If this is so, the data you present showing declining childhood cancer fatality rates buttress the position of those who say the environment is getting cleaner and safer over time. Shouldn’t you have said as much in your article?
Elsewhere in the article you say the rate of one kind of childhood cancer has fallen for boys but risen for girls. Isn’t this an unlikely phenomenon if exposure to chemicals is the cause?
Strong Probability of … Nothing
The nearest you come to making the case that exposure to man-made chemicals is responsible for any cases of childhood cancer is when you quote a government scientist saying “the strong probability exists that environmental factors are playing a role” in childhood cancers. But this is a meaningless statement since the nature of the “role” is left unaddressed.
Come to think of it, isn’t this just another rhetorical trick? Putting an emphatic adjective (“strong”) and a passive verb (“playing”) in the same sentence conveys the impression of scientific certainty. Yet the sentence as a whole cannot say anything stronger than its weakest part.
I commend you for telling readers that “environmental factors” include diet and lifestyle. You do not tell readers, however, that most experts believe diet and lifestyle are responsible for the lion’s share of cancers. Doll and Peto, for example, estimate that diet accounts for 35 percent of all cancers and lifestyle accounts for another 40 percent.

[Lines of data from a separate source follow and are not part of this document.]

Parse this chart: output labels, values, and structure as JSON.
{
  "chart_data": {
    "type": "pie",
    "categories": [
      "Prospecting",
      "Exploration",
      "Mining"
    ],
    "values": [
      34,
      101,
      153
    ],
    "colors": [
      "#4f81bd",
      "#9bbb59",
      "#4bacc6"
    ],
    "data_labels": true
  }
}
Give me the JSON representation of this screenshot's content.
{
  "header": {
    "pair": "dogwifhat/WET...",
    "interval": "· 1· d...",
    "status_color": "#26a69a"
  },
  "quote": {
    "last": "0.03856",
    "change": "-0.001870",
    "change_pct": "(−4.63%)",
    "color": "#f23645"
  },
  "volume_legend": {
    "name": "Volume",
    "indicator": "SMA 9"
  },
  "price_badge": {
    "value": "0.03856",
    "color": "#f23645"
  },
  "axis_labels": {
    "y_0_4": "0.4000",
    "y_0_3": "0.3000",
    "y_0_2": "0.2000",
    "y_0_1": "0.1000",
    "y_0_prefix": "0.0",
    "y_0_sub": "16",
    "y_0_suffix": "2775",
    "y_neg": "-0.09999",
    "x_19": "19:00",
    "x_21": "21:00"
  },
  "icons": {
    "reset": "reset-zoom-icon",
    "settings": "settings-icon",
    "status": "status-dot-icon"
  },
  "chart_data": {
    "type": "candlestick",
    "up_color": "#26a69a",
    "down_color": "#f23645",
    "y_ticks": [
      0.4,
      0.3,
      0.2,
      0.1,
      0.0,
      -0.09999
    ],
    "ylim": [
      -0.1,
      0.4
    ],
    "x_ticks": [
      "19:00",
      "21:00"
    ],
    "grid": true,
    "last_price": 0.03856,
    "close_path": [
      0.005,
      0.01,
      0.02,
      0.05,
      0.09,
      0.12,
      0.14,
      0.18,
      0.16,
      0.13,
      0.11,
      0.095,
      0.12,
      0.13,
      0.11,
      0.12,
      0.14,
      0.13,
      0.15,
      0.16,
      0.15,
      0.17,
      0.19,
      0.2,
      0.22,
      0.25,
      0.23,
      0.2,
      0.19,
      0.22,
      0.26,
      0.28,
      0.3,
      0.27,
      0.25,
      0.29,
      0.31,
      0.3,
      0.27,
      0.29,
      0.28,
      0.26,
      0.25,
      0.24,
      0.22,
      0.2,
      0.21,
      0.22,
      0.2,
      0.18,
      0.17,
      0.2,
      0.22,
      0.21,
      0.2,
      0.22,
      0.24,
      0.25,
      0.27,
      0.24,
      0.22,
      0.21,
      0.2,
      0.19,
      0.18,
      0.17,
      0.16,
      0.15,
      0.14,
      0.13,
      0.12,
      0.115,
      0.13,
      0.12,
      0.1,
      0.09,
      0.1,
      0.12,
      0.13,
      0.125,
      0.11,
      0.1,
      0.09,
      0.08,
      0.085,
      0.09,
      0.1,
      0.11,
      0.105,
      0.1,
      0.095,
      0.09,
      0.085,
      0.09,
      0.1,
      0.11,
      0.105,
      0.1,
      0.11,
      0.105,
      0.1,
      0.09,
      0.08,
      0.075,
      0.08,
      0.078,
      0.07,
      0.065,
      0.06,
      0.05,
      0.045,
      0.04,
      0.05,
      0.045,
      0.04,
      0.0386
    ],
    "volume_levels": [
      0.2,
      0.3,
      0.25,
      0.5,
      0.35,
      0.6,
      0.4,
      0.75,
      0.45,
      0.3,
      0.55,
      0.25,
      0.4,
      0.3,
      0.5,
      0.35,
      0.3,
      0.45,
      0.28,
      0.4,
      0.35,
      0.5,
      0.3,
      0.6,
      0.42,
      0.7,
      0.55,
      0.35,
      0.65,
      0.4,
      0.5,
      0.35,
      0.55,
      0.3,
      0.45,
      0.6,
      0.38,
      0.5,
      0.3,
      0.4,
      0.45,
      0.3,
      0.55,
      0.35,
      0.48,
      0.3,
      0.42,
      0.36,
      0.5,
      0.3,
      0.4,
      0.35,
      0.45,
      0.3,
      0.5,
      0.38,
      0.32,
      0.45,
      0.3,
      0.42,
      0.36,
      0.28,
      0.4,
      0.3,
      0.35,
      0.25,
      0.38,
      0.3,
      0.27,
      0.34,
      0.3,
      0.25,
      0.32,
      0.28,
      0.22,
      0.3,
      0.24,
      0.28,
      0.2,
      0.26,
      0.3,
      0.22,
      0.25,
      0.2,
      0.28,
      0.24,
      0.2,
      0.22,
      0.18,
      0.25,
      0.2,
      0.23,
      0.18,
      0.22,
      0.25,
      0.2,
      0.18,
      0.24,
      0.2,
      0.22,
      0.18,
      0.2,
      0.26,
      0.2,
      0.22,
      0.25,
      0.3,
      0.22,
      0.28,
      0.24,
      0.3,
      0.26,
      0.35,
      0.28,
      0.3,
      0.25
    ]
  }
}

They attribute less than 3 percent of all cancers to exposure to pollution, food additives, and industrial products.
Written Too Soon?
Having captured our attention with unfounded claims and adamant but meaningless testimony, you let us down by saying “many years” of research will be needed to confirm or disprove such “suspicions.” Did it occur to you, when you wrote that sentence, that you were writing your article “many years” too soon?
Near the end of the article, you describe in some detail two studies that “suggest” exposure to home pesticides “may be associated with some types of childhood cancer.” You admit these studies have severe shortcomings (e.g., small sample sizes, crude estimates of exposure). Why, if the research is so flawed, did you decide to report it at all? Isn’t reporting junk science, and then admitting to its flaws, sort of like repeating gossip?
Since I plan to do some writing on this subject myself, I would appreciate your reactions to my remarks, as well as your own suggestions back to me. And let me know if I can be of further assistance.